There are many other cleantech-focused incubators and accelerators across the country.
As new as cleantech is, it is also arguably the most rapidly evolving segment of the venture capital industry. This is because the problems are so immense and there are so many different sciences and knowledge-bases that can be brought to bear in solving them. Indeed, just as cleantech emerged as an alternative to fossil fuels, now that the deleterious aspects of some cleantech have been determined, innovations that can serve as alternatives to the first generation of cleantech are rapidly being deployed.

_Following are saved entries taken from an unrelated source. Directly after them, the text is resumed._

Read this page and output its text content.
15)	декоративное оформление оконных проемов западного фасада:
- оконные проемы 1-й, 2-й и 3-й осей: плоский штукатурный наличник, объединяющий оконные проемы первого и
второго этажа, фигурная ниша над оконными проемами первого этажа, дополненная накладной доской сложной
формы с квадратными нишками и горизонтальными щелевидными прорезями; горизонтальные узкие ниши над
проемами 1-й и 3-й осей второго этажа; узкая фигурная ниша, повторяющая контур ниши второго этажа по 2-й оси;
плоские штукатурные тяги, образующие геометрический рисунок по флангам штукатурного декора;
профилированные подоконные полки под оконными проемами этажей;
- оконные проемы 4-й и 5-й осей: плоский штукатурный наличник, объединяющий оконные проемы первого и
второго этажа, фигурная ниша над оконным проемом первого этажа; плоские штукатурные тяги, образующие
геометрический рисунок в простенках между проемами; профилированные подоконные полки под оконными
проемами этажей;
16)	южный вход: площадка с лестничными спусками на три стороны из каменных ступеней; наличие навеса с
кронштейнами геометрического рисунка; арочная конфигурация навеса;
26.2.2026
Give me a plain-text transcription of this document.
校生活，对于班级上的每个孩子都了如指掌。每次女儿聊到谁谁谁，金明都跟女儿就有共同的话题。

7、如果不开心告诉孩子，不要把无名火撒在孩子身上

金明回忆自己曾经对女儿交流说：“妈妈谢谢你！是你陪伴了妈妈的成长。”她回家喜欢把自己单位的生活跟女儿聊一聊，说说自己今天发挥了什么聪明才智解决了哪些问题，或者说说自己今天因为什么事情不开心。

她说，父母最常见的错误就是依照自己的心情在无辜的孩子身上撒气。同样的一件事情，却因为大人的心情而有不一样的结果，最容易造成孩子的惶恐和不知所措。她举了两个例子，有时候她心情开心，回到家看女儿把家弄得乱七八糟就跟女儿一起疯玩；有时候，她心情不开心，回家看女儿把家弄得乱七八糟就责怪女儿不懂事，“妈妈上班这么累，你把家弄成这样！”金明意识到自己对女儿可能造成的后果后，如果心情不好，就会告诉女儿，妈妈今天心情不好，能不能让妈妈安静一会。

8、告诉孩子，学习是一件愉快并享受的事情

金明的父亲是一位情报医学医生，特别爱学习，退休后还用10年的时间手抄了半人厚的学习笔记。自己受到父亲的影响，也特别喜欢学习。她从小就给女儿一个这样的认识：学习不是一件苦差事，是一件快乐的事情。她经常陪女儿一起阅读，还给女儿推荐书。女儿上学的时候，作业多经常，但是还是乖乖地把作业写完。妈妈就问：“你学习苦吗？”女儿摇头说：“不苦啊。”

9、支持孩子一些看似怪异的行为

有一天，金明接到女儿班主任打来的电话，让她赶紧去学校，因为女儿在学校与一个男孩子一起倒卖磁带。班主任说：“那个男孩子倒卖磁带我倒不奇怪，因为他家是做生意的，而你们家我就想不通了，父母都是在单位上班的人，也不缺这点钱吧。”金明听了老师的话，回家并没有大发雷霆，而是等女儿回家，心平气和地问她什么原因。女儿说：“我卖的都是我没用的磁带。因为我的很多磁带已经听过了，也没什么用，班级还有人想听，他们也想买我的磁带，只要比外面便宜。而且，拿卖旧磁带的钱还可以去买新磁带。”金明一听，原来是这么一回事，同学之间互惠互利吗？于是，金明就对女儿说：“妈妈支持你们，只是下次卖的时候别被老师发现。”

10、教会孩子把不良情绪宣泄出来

These innovations are increasingly anchored in the new materials revolution and make use of the principles of the circular economy with industrial and agricultural waste being harnessed for commercial and environmental benefit. These innovations will require continued investment from the venture capital community because the climate crisis is not going away anytime soon. According the International Renewable Energy Agency, global cleantech investment of at least $150 trillion is needed by 2050 to stay within the 1.5-degree temperature increase threshold recommended by the Intergovernmental Panel on Climate Change.